Mohs Surgery Technique
Except for rare circumstances, Mohs surgery is performed on an outpatient basis. After checking in at our front desk, you will be brought into one of our surgical suites. We will review your medical history, allergies, and medications. You will be asked to sign a consent form to allow us to perform the procedure. Your surgical site will be identified (usually with your help), and you will be asked to confirm that the site has been correctly identified. Local anesthesia is then used to numb all feeling in the area around the skin cancer. Once the area is numb, as much of the skin cancer as possible is removed by scraping it with a special instrument. Then a thin layer of skin at the tumor site is removed. This layer is marked, frozen, and stained so that it may be examined under a microscope. The processing takes approximately one hour. Larger specimens will take even longer to process. In the meantime, a pressure bandage will be placed over your surgical wound so that you can wait in our reception area in comfort. During this time you may read your book, watch TV, or take a walk to the coffee shop downstairs. If you will be leaving our reception area, please leave your cell phone number (and make sure your cell phone has good reception) so that we may contact you when it is time to proceed with your surgery.

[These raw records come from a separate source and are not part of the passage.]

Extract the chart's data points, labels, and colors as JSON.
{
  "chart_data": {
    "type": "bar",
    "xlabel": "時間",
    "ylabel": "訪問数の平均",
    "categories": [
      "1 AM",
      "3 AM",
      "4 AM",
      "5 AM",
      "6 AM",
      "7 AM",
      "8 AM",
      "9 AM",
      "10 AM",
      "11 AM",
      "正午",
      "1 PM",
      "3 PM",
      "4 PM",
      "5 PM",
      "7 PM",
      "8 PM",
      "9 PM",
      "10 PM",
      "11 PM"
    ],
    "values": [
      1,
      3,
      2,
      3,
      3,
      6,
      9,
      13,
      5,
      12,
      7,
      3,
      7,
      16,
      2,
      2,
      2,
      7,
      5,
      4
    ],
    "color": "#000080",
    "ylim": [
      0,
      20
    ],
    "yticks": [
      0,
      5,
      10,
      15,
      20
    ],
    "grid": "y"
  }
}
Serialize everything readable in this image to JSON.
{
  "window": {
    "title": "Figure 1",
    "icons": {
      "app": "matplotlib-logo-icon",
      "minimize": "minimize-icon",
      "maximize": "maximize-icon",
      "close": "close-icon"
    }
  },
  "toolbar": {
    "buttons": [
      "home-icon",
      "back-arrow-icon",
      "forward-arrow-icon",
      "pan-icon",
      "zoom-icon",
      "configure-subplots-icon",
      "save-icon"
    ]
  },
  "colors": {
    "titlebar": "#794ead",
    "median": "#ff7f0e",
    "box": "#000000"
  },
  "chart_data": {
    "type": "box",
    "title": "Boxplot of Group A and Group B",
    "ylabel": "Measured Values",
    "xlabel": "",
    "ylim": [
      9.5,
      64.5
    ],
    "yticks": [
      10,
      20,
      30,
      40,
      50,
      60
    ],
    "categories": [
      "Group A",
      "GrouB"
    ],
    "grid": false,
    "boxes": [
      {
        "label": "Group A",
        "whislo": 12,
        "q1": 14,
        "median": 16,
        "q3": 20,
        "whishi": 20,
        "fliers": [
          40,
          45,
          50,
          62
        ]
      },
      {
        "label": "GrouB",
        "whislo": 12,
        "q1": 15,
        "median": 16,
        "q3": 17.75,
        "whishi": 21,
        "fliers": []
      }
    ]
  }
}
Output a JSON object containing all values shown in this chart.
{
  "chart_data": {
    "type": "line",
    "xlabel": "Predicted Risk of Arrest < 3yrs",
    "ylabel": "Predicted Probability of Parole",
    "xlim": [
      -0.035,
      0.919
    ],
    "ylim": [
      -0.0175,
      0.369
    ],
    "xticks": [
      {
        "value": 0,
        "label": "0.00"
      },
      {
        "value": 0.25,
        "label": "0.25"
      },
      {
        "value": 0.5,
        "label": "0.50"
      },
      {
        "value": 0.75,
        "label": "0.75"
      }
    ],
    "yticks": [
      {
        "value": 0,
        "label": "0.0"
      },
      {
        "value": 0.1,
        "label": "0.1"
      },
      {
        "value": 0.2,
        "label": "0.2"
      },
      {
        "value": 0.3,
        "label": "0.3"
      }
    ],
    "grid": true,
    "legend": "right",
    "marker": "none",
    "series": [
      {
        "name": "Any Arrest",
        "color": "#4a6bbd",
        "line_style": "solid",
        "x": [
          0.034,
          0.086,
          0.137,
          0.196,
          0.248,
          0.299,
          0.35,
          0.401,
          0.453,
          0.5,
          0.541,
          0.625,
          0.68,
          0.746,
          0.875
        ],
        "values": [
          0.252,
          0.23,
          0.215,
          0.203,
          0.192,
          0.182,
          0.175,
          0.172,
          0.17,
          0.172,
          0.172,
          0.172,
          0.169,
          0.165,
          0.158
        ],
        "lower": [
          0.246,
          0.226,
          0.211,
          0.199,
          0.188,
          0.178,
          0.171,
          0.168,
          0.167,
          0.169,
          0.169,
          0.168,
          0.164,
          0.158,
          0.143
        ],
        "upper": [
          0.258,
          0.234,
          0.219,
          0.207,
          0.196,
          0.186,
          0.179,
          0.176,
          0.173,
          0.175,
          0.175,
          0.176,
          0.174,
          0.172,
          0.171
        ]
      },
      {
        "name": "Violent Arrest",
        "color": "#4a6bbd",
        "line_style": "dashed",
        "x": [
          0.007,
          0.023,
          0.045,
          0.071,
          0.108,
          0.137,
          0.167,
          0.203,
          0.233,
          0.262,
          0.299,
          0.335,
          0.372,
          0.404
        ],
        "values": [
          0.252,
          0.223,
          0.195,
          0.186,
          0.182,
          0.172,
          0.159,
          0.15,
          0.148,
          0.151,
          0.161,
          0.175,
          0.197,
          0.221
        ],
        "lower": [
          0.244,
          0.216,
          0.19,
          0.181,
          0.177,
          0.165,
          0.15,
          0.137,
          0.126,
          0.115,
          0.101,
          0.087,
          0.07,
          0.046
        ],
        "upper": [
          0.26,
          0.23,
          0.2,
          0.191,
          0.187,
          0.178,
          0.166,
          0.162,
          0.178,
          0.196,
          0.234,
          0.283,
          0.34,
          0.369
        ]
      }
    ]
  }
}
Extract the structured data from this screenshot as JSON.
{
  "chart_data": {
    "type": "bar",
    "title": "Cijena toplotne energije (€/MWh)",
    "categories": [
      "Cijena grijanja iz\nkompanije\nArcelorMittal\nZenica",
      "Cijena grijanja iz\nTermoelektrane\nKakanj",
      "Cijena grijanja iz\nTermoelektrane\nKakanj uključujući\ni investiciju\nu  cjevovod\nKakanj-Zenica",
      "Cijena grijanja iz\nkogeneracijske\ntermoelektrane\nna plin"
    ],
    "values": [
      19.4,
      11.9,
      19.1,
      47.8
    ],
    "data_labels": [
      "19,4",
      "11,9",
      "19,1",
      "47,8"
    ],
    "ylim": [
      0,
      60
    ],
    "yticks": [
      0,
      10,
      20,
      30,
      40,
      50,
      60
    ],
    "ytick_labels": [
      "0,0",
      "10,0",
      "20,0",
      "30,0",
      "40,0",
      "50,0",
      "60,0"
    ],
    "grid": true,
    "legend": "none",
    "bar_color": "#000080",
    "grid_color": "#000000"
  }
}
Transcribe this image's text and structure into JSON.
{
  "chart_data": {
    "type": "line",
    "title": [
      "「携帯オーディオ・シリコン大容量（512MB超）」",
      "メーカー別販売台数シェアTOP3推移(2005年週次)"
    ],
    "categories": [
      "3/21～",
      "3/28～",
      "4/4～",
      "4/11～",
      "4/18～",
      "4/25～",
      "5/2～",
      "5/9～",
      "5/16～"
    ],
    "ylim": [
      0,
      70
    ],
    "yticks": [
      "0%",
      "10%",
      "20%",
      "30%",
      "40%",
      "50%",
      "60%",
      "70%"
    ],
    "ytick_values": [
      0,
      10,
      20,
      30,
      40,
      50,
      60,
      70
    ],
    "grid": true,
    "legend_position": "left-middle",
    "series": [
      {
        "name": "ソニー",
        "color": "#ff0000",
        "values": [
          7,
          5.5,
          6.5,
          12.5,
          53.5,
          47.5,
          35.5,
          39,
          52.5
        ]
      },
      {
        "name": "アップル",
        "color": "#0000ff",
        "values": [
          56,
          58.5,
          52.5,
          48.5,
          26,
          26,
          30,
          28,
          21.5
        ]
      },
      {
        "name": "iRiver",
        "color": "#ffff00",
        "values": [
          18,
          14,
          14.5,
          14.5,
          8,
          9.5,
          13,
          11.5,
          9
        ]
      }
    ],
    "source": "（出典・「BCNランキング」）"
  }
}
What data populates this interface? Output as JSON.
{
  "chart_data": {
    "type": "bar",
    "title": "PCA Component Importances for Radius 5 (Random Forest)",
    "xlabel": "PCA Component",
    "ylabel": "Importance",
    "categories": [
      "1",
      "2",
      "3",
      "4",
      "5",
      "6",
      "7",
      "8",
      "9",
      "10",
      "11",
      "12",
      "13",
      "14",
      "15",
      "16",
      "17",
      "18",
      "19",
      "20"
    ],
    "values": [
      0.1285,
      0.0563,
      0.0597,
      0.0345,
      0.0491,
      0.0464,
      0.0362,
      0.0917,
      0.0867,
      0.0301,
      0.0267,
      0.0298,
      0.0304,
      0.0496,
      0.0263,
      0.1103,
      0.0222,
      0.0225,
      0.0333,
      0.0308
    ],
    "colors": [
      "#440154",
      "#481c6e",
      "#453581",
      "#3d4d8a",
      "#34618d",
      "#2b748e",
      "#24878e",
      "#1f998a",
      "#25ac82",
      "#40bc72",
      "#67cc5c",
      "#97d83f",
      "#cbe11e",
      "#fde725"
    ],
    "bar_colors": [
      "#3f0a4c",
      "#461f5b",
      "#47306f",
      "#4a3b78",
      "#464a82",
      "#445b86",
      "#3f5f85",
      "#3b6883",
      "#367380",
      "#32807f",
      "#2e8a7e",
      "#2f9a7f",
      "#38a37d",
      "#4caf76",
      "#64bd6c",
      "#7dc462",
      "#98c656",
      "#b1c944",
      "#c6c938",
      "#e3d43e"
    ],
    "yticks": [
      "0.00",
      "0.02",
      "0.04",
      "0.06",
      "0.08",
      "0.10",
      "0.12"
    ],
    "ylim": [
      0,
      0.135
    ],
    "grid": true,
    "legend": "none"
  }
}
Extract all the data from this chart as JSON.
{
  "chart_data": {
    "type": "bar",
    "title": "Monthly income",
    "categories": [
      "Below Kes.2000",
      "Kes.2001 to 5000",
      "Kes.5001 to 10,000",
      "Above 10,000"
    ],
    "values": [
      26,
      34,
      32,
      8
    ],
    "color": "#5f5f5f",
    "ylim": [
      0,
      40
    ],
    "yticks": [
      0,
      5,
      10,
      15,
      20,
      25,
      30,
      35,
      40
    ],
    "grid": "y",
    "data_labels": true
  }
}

If skin cancer is found at the edges of the specimen, the surgeon will repeat the process of removing another layer of skin, preparing it for the microscope and examining it. These steps or "stages" will be repeated until all the skin cancer that can be detected under the microscope is removed. Depending on the extent of the skin cancer, there may be several stages of surgery. Since we cannot determine ahead of time how many stages you will require, it is necessary to assume that you will spend the day with us. Rarely, it may take more than one day to remove your tumor.